Download FlashCanvas 0.1
Released under the same Apache License as the exlorer canvas project.

What is FlashCanvas?


FlashCanvas is a canvas tag to flash bridge for browsers which do not support the canvas tag like Internet Explorer. FlashCanvas is an experiment to see if any performance improvement could be realized by using flash technology. The javascript code is a fork of the ExplorerCanvas project:
Firefox, Safari and Opera 9 support the canvas tag to allow 2D command-based drawing. ExplorerCanvas brings the same functionality to Internet Explorer. To use, web developers only need to include a single script tag in their existing web pages.


This FlashCanvas release only implements lines and fills. This is enough to support example1 and example2 from the ExplorerCanvas project.

FlashCanvas was put together in one day of hacking so it is pretty basic and has many bugs/quirks.

How does it work?


FlashCanvas is modeled after ExplorerCanvas which means it should be a drop-in module which provides canvas support. There are two main components combined together: the very basic FlashCanvas.swf flash file which compiles down to 688 bytes and the FlashCanvas.js wrapper/controller file. swfobject.js is used to embed flash into the page.
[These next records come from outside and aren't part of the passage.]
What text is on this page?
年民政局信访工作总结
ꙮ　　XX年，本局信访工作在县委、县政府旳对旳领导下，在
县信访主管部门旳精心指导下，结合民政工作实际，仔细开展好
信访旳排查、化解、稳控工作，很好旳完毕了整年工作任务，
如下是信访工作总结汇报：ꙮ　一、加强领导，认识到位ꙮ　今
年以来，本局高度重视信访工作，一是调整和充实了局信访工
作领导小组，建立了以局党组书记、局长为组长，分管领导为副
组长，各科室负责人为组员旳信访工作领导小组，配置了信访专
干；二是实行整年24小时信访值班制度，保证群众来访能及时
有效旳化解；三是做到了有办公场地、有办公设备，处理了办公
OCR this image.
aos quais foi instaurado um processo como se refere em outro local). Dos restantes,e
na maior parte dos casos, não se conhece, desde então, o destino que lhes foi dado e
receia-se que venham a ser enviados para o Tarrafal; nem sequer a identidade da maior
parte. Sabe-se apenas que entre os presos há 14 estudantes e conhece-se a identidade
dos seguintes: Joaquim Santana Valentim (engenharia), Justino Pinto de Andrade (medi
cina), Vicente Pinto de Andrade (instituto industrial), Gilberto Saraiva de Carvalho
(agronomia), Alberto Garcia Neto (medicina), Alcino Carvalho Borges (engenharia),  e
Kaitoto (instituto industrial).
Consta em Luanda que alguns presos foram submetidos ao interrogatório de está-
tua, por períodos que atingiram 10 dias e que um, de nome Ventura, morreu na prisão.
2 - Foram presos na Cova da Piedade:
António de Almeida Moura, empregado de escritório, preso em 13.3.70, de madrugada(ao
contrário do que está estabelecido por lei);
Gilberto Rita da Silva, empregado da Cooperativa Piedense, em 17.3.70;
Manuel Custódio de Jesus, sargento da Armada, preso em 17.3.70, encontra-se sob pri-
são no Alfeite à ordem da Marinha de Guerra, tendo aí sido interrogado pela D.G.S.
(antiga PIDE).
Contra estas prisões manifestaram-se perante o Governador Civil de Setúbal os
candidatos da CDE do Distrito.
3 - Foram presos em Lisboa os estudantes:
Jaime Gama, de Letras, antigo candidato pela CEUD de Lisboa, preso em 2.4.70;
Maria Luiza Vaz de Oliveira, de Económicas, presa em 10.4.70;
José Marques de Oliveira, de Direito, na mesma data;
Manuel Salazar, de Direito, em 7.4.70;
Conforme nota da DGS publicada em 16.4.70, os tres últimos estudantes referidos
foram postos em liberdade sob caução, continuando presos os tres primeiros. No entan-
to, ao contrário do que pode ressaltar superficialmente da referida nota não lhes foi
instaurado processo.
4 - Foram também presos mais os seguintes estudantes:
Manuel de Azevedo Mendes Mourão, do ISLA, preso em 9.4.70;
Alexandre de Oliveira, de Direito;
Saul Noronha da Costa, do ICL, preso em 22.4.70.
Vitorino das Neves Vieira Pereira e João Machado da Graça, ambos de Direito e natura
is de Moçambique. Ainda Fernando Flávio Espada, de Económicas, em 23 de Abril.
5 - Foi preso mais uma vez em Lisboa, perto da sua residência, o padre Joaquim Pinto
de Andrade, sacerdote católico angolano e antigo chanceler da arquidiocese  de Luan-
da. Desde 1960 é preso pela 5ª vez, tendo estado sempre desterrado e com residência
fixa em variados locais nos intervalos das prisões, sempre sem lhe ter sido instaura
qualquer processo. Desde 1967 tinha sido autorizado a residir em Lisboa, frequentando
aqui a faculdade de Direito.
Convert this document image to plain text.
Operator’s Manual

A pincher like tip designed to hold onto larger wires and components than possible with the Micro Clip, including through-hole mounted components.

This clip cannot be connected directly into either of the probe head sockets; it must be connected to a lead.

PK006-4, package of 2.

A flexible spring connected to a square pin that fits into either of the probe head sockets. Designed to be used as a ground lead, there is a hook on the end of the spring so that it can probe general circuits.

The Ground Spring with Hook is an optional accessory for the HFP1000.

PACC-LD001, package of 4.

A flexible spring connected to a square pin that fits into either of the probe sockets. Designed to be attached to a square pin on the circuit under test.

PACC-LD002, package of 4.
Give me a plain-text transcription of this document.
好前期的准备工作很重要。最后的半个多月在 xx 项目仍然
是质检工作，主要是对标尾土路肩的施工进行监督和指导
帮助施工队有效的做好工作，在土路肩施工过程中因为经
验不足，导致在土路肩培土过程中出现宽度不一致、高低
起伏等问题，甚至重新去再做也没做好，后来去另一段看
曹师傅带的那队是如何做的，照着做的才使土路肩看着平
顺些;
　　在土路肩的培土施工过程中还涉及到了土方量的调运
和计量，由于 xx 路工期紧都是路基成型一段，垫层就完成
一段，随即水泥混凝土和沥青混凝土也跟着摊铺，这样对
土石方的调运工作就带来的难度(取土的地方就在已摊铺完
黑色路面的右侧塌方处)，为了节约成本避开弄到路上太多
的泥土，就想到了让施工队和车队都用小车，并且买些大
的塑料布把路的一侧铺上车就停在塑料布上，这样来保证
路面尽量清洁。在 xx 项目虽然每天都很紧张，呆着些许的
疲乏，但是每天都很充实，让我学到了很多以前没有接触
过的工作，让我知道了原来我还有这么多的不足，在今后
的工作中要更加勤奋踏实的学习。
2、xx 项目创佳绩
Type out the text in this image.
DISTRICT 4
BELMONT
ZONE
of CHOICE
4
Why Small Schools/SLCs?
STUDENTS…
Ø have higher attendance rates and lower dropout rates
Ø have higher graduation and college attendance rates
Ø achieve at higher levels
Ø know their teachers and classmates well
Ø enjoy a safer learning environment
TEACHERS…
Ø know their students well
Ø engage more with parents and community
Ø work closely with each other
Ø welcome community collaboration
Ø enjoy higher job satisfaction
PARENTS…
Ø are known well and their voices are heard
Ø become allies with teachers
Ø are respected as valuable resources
The FlashCanvas.js file implements a fake-canvas object and changes the existing canvas element into a a flash object (using swfobject.js). The javascript intercepts canvas commands and forwards them to the FlashCanvas.swf movie file using the ExternalInterface provided by the flash player. The flash movie clip then interprets the command and draws accordingly.

note: you must serve the files remotely. There exists a flash player bug which does not allow local connections to communication with actionscript from javascript using ExternalInterface even if permission is granted. (AS to JS does work with local connections however). A python script for running a SimpleHTTPServer instance is provided for testing purposes.


Why is ExplorerCanvas slow?


Although I'm not an expert on ExplorerCanvas, it is clearly not designed to do motion graphics. Almost everything ExplorerCanvas does is string manipulation to construct markup which is re-interpreted by Microsoft's Vector Markup Language. This method works sufficiently for static graphics but does not work well for motion graphics.

Does FlashCanvas provide better performance?


The short version: not really.
The longer version: All drawing commands are being forwarded from Javascript -> ExternalInterface (down into the browser) -> ActionScript -> Flash Drawing commands. This is a lot of overhead for drawing code. Doing something simple like a moveTo and lineTo would result in at a very minimum 8 separate levels of indirection.

FlashCanvas performance is discussed further here.

What other approaches could be taken?


Some other ideas:

  • Stop using broken browsers like internet explorer - We can dream...

  • A separate canvas plugin for internet explorer - this wouldn't be too difficult if the cairo graphics library were used as a starting point.

  • a more practical approach would be to abstract the canvas interface away by writing code targetted at the Processing language and then implement a processing flash interpreter (if one doesn't exist already)



How do I build FlashCanvas.swf?


The FlashCanvas.swf file is compiled using the MTASC and swfmill compilers.